Faced with the anarchists, with their confining minimalist political grammar – reflected in the famous slogan elections, piege à cons (“elections, a trap for idiots”) – and with the Communist Party, whose revolutionary ideal was eventually linked to totalitarian types of society, the future of May 1968 could only shift to the right with the election victory of General de Gaulle.
It was, undeniably, a political failure. But just as undeniable was the huge tremor that shook our antediluvian conceptions of society, morals, and the state. Challenging authoritarianism, the revolt triggered an explosion at the heart of the typically French two-headed power structure, which combined a dominant Gaullism and a Communist Party managing the working class. Thus, the radicalism of the upheaval eventually liberated the pleasure to live.
With a new generation emerges a new political imagination and poetic mottos written on walls. The surrealist essence of the rebellion was somehow symbolized by Gilles Caron’s famous photograph, in which an insolent smile at a riot policeman subverts the frozen, established order to the point of making it ridiculous.
Of course, some people have never overcome the end of the ecstasy of those five weeks of craziness and joy, while others still wait for “’68” to culminate in God only knows what kind of “D-Day.”
For my part, I accepted the “principle of reality” long ago, without nostalgia – and without minimizing the importance of what happened. For “’68” was, indeed, a rebellion joining two eras. It cracked the yoke of conservatism and totalitarian thought, enabling the desire for personal and collective autonomy and freedom to express itself. From the cultural point of view, we won.
So, revisit “’68”? Yes, but only in order to understand it, grasp its scope, and retain what still makes sense today. Knowing, for example, that 23 years after World War II, a multicolored France demonstrated against my deportation by claiming “We are all German Jews” provides food for thought.
But this does not justify the hasty comparison – and even less the identification – of every protest today with “’68.” After 40 years, the context has changed radically.
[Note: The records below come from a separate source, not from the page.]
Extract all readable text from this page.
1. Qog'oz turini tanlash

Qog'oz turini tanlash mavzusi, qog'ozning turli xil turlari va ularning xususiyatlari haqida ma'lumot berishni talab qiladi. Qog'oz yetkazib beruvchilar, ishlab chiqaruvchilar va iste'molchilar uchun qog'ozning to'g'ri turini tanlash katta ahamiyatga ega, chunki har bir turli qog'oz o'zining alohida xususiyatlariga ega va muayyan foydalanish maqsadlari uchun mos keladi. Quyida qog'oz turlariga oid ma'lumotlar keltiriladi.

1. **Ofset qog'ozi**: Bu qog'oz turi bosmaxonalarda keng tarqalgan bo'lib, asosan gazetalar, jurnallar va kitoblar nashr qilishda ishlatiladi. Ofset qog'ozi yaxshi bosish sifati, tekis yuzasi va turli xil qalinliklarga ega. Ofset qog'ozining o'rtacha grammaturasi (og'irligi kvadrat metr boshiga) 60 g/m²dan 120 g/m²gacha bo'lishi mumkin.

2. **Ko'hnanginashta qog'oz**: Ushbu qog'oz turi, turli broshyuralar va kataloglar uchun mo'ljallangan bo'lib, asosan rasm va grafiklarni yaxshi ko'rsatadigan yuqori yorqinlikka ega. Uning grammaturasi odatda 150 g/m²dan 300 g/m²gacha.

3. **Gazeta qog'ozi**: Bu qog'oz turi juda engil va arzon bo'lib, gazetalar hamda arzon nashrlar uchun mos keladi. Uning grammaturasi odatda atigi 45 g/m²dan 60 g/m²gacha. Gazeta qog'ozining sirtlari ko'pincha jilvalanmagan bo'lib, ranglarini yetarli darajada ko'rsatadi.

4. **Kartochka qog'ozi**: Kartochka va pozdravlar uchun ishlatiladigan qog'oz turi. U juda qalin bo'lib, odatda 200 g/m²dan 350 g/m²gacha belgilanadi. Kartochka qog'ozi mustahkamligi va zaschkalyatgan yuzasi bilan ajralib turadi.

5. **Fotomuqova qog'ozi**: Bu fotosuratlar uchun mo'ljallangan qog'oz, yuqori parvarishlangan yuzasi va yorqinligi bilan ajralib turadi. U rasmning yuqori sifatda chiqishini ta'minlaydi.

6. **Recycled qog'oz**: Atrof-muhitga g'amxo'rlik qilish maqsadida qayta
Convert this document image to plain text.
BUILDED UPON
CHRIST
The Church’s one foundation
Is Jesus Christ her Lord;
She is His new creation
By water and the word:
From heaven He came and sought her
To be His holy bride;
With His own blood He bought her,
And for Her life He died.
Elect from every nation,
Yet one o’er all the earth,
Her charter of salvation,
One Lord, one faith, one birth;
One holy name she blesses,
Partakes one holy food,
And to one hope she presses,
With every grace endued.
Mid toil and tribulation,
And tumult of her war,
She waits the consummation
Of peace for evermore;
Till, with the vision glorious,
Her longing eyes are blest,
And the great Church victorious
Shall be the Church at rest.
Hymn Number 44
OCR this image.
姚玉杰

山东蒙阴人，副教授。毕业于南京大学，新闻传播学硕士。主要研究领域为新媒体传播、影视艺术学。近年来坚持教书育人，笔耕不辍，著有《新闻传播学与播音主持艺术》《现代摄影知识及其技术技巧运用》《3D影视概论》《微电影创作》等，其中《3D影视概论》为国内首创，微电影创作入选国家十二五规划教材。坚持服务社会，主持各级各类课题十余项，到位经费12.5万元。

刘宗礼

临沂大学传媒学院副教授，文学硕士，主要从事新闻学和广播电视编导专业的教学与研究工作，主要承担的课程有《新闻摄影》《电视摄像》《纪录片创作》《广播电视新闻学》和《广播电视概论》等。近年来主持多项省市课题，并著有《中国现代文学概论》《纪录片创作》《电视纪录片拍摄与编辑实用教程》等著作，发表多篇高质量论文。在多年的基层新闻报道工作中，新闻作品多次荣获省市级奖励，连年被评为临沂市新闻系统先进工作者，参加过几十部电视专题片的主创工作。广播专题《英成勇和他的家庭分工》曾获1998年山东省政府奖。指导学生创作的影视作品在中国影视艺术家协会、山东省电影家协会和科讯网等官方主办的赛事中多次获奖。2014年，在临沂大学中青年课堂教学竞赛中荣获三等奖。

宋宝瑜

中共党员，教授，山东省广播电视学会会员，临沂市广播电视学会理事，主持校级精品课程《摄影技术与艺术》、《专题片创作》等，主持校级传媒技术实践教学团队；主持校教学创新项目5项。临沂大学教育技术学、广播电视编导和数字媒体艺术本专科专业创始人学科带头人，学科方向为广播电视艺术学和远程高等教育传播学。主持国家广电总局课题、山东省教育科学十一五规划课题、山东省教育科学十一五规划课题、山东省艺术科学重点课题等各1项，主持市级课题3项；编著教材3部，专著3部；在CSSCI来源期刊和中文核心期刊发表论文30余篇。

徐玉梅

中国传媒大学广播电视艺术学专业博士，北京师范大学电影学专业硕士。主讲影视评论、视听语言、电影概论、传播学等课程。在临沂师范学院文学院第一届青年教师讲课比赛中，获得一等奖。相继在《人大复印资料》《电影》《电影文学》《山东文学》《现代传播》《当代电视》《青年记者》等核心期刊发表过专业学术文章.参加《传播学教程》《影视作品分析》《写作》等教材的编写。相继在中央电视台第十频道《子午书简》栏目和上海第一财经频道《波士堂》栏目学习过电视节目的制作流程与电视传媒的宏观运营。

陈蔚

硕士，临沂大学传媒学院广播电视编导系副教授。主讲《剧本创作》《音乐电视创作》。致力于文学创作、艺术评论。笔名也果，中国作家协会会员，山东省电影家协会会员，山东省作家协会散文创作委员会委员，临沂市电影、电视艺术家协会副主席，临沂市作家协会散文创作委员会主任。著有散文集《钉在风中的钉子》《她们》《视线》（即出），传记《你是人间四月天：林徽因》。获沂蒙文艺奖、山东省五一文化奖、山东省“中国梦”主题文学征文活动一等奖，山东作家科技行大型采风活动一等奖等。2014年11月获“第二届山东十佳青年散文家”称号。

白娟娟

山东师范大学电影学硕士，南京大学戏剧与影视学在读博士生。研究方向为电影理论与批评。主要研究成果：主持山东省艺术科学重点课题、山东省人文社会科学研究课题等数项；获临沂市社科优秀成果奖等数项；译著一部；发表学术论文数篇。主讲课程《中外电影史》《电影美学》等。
The world of the Cold War is gone, as are schools and factories organized like barracks, authoritarian trade unions, gay bashing, and women’s obligation to receive permission from their husbands before being able to work or open a bank account.
That world has been replaced by a multilateral world, which includes AIDS, unemployment, energy and climate crises, and so on. So let’s permit new generations to define their own battles and desires.
Demystifying “’68” also exposes the pretense of those who would blame it for all the wrongs of today’s world. Because the “’68 generation” wrote on the walls “It is forbidden to forbid,” some hold it responsible for urban violence, extreme individualism, the crisis in education, executives’ “golden parachutes,” the decline of authority, and – why not? – climate change.
In this way, such people hope that they can evade their duty to explain today’s problems. But how can one not interpret this as a political trick aimed at sabotaging the modernization of expression, thereby closing off any space for rational debate?